5. The Right to Get a List of the Disclosures I Have Made. You have the right to request a list of instances in which I have disclosed your PHI for purposes other than treatment, payment, or health care operations, or for which you provided me with an Authorization. I will respond to your request for an accounting of disclosures within 60 days of receiving your request. The list I will give you will include disclosures made in the last six years unless you request a shorter time. I will provide the list to you at no charge, but if you make more than one request in the same year, I will charge you a reasonable cost based fee for each additional request.
6. The Right to Correct or Update Your PHI. If you believe that there is a mistake in your PHI, or that a piece of important information is missing from your PHI, you have the right to request that I correct the existing information or add the missing information. I may say “no” to your request, but I will tell you why in writing within 60 days of receiving your request.

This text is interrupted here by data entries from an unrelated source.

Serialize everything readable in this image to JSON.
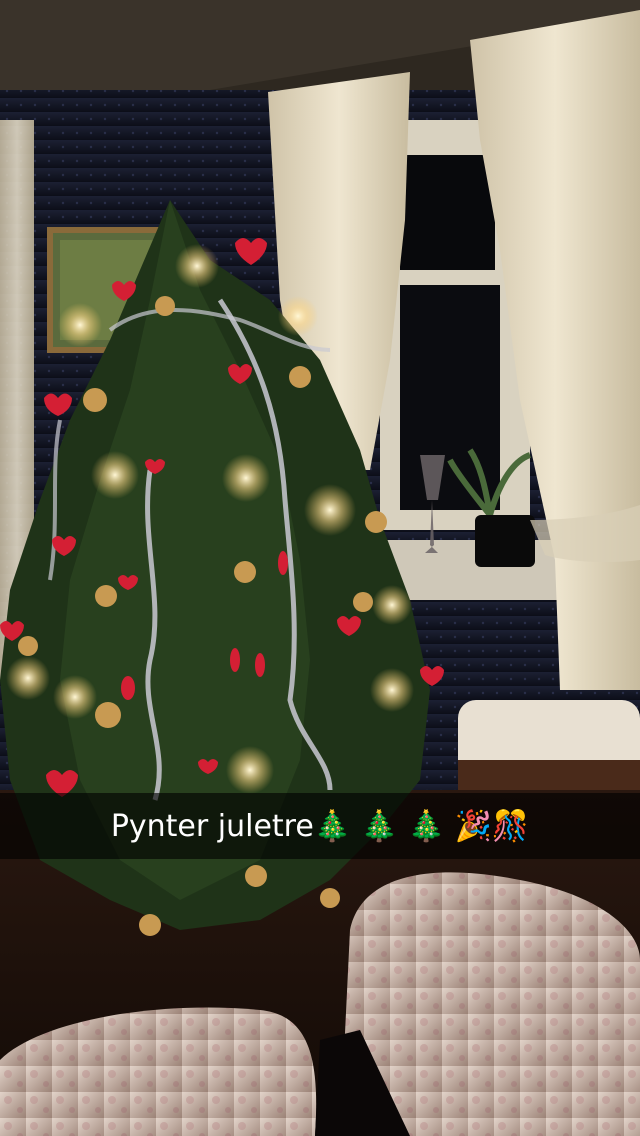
{
  "caption": {
    "text": "Pynter juletre🎄 🎄 🎄 🎉🎊"
  },
  "scene": {
    "colors": {
      "wall": "#14182b",
      "curtain": "#e6dcc4",
      "tree": "#1f3318",
      "light": "#fff1b8",
      "ornament_red": "#d41f34",
      "ornament_gold": "#c89a52",
      "armchair": "#d8c7bd"
    }
  }
}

7. The Right to Get a Paper or Electronic Copy of this Notice. You have the right get a paper copy of this Notice, and you have the right to get a copy of this notice by e-mail. And, even if you have agreed to receive this Notice via e-mail, you also have the right to request a paper copy of it.
HOW TO COMPLAIN ABOUT MY PRIVACY PRACTICES
If you think I may have violated your privacy rights, you may file a complaint with me, as the Privacy Officer for my practice, and my address and phone number are:
You can also file a complaint with the U.S. Department of Health and Human Services Office for Civil Rights by:
1. Sending a letter to 200 Independence Avenue, S.W., Washington, D.C. 20201;
2. Calling 1-877-696-6775; or,
3. Visiting www.hhs.gov/ocr/privacy/hipaa/complaints.
I will not retaliate against you if you file a complaint about my privacy practices.
EFFECTIVE DATE OF THIS NOTICE This notice went into effect on August 1, 2022.